How much heat is released during the formation of 3.18 mol hcl(g) in this reaction: h2(g)+cl2(g) → 2hcl(g) with a ∆h of -184.6 kj. express your answer in kj?
Answered on
To find the heat released during the formation of 3.18 mol of HCl(g), you should first look at the stoichiometry of the balanced chemical equation and the given enthalpy change (∆H). The balanced equation provided is:
H2(g) + Cl2(g) → 2HCl(g)
This reaction indicates that 1 mole of H2 reacts with 1 mole of Cl2 to produce 2 moles of HCl. The enthalpy change given for this reaction is -184.6 kJ. Since the enthalpy change is negative, it means that the reaction releases heat (it's exothermic).

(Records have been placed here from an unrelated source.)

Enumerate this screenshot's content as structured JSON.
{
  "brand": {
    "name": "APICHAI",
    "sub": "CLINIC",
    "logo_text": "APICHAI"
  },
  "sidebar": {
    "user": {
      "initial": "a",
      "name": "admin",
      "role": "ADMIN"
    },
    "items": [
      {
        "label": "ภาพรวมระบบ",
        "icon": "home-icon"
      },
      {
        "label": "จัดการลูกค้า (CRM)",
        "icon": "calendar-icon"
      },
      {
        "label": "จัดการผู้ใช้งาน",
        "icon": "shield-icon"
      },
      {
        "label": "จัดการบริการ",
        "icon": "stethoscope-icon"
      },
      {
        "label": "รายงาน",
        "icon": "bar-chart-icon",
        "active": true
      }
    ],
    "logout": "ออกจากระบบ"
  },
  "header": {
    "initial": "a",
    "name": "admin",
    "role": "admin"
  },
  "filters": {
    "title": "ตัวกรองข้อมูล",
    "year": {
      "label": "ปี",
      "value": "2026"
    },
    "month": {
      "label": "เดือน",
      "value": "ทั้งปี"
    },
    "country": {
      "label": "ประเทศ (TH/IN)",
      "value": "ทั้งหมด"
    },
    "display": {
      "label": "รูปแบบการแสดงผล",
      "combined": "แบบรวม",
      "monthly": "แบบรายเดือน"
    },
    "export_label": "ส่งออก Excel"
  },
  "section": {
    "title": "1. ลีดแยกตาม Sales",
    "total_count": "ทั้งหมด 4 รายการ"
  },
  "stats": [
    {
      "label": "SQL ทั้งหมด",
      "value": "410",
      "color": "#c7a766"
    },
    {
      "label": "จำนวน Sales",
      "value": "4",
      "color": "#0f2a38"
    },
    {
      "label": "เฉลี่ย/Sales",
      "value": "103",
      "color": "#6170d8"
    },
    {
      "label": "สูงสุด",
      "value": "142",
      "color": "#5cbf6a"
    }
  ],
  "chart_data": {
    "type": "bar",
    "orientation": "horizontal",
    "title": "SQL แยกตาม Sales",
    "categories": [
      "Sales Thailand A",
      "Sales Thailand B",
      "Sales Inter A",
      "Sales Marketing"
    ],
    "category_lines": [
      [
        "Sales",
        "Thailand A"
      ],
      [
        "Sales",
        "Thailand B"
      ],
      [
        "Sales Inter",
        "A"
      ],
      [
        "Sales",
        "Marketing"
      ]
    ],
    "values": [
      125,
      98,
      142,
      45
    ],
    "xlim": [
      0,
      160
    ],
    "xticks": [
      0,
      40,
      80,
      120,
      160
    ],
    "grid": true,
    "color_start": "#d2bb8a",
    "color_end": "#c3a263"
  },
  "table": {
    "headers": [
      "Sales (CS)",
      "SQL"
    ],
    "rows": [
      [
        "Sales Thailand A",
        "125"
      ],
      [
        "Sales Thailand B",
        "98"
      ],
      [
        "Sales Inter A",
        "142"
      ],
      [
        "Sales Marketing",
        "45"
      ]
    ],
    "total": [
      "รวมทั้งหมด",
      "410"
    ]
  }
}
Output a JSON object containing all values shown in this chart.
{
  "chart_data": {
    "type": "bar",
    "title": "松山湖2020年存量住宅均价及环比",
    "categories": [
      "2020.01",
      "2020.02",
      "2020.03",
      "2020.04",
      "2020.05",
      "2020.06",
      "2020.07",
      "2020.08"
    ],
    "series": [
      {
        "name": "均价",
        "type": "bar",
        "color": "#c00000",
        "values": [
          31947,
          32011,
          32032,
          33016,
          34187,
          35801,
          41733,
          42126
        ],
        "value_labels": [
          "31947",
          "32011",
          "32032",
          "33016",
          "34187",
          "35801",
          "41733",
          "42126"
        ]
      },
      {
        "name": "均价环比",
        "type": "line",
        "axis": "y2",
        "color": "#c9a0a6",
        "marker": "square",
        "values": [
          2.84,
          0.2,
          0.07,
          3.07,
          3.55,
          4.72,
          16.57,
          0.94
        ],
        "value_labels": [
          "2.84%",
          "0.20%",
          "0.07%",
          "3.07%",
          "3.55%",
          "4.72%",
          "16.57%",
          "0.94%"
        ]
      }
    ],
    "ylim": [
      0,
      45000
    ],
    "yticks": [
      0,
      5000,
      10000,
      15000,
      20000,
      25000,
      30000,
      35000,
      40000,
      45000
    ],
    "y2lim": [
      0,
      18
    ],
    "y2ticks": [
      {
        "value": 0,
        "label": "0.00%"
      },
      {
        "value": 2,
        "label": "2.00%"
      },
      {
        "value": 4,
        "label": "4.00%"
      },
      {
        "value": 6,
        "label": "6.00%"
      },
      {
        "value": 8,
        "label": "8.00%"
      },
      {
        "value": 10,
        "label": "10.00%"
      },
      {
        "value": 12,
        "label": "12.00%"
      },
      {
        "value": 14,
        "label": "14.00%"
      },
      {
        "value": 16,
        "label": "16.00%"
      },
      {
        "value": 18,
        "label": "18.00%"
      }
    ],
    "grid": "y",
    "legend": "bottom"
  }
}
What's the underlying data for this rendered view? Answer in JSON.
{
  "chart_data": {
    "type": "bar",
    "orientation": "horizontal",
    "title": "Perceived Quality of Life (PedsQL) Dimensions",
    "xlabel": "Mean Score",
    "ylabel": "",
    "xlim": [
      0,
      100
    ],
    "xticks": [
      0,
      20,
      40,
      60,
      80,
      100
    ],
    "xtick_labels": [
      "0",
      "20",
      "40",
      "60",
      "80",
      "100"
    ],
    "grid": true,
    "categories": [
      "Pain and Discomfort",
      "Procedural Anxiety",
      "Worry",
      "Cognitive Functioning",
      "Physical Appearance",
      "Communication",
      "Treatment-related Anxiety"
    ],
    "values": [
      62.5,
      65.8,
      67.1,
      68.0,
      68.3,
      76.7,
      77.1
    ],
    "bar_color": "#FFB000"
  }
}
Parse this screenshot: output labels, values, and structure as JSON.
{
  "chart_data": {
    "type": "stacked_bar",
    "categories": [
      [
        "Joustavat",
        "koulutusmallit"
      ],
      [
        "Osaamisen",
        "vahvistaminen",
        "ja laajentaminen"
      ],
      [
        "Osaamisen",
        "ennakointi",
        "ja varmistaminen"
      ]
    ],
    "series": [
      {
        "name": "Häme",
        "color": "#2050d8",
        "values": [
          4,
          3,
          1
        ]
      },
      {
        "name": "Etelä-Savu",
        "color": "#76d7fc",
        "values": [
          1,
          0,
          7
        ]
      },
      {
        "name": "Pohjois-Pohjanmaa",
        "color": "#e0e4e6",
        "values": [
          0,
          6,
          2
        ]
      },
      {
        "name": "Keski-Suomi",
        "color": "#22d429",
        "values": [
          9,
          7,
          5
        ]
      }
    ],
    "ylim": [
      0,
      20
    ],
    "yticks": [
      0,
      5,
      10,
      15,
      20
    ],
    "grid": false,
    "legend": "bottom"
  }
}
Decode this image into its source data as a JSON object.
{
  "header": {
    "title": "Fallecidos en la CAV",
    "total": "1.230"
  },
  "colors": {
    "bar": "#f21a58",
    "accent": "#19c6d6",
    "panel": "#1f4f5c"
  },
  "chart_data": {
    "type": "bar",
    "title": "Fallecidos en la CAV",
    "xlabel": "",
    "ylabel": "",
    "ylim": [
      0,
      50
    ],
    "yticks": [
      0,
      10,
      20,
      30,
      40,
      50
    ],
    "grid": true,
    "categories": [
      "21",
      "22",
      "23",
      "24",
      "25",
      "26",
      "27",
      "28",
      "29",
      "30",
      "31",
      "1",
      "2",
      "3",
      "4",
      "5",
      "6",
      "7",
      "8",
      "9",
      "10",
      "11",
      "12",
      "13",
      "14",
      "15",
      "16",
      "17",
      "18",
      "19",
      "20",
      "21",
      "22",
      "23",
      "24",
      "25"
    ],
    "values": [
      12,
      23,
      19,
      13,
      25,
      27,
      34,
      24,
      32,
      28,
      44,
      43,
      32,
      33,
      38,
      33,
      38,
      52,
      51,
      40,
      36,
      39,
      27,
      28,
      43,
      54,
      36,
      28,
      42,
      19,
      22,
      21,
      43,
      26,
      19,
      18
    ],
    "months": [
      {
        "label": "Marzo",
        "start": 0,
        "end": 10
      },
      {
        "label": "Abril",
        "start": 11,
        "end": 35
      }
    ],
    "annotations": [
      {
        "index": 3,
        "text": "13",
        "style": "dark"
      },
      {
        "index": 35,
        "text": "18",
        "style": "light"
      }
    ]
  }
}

The enthalpy change corresponds to the formation of 2 moles of HCl from H2 and Cl2. To calculate the heat released for the formation of 3.18 moles of HCl, use the ratio of moles from the given reaction:
(3.18 mol HCl) x (-184.6 kJ / 2 mol HCl) = Y kJ
Now calculate the value:
Y = 3.18 x (-184.6) / 2 Y = -294.868 kJ
Therefore, the heat released during the formation of 3.18 mol HCl(g) is 294.868 kJ. Since heat is released, the value is negative, indicating an exothermic reaction.
Extra: In chemistry, the heat or energy change that occurs during a chemical reaction is called enthalpy change (∆H). This is an important concept when studying reactions, as it helps predict whether a reaction will release heat to its surroundings (exothermic) or absorb heat from its surroundings (endothermic).
For exothermic reactions, ∆H is negative because energy is released when products form. Conversely, for endothermic reactions, ∆H is positive because energy is absorbed to break the bonds of the reactants.
When working with enthalpy changes, it's important to consider the stoichiometry of the chemical equation, which tells you the relative amounts of reactants and products involved. It allows for the calculation of energy released or absorbed in a reaction based on the number of moles of chemicals reacting or produced.
In this example, we calculated the amount of energy for a specific number of moles that didn't exactly match the balanced equation. By using stoichiometry, you can scale up or down the reported ∆H for the reaction to determine the energy change for any given amount of reactants or products. This is a fundamental aspect of chemical thermodynamics and is used for calculating energy changes in various types of reactions.